That girl never will give anybody cause to say she is tired of her vacations, if she can spend them in that fashion. You will see, next, that it is all in system, and, as it happens, just on the system I proposed. For you will observe that there is the great plan, with others, of the fortress, the drawbridge, and all that; there is the separate plan for Fanchon's self, of the water-color picture; and, lastly, there is the unplanned surrender to the accident of the Fosdicks coming round to propose Houdin.
Will you observe, lastly, that Fanchon is not selfish in these matters, but lends a hand where she finds an opportunity?
Chapter XI.
Life Alone.
When I was a very young man, I had occasion to travel two hundred miles down the valley of the Connecticut River. I had just finished a delightful summer excursion in the service of the State of New Hampshire as a geologist,--and I left the other geological surveyors at Haverhill.
I remembered John Ledyard. Do you, dear Young America? John Ledyard, having determined to leave Dartmouth College, built himself a boat, or digged for himself a canoe, and sailed down on the stream reading the Greek Testament, or "Plutarch's Lives," I forget which, on the way.
Here was I, about to go down the same river. I had ten dollars in my pocket, be the same more or less. Could not I buy a boat for seven, my provant for a week for three more, and so arrive in Springfield in ten days' time, go up to the Hardings' and spend the night, and go down to Boston, on a free pass I had, the next day?

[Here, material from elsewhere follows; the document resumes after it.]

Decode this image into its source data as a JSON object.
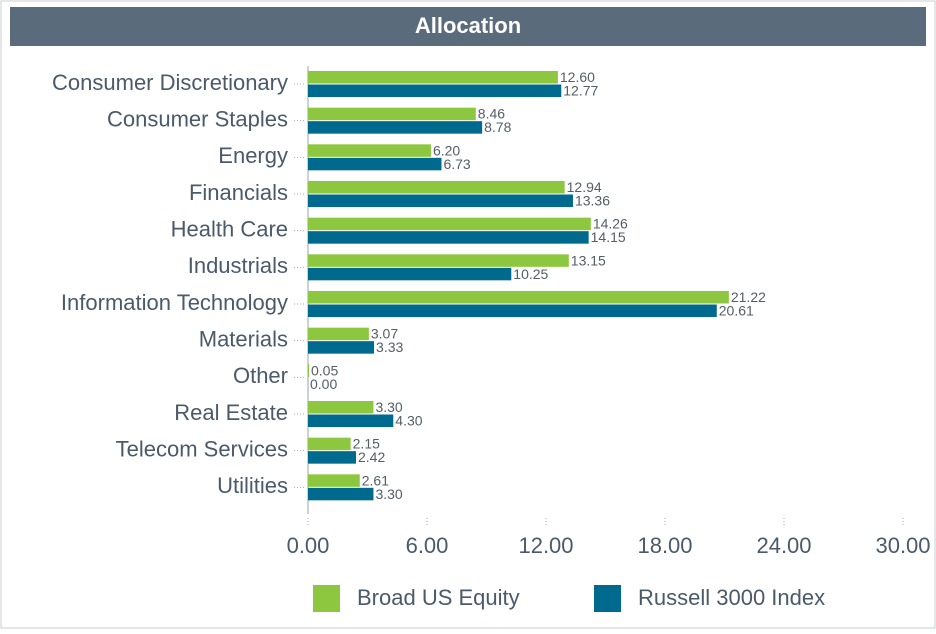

Had I been as young as I am now, I should have done that thing. I wanted to do it then, but there were difficulties.
First, whatever was to be done must be done at once. For, if I were delayed only a day at Haverhill, I should have, when I had paid my bill, but eight dollars and a half left. Then how buy the provant for three dollars, and the boat for six?
So I went at once to the seaport or maritime district of that flourishing town, to find, to my dismay, that there was no boat, canoe, dug-out, or batteau,--there was nothing. As I remember things now, there was not any sort of coffin that would ride the waves in any sort of way.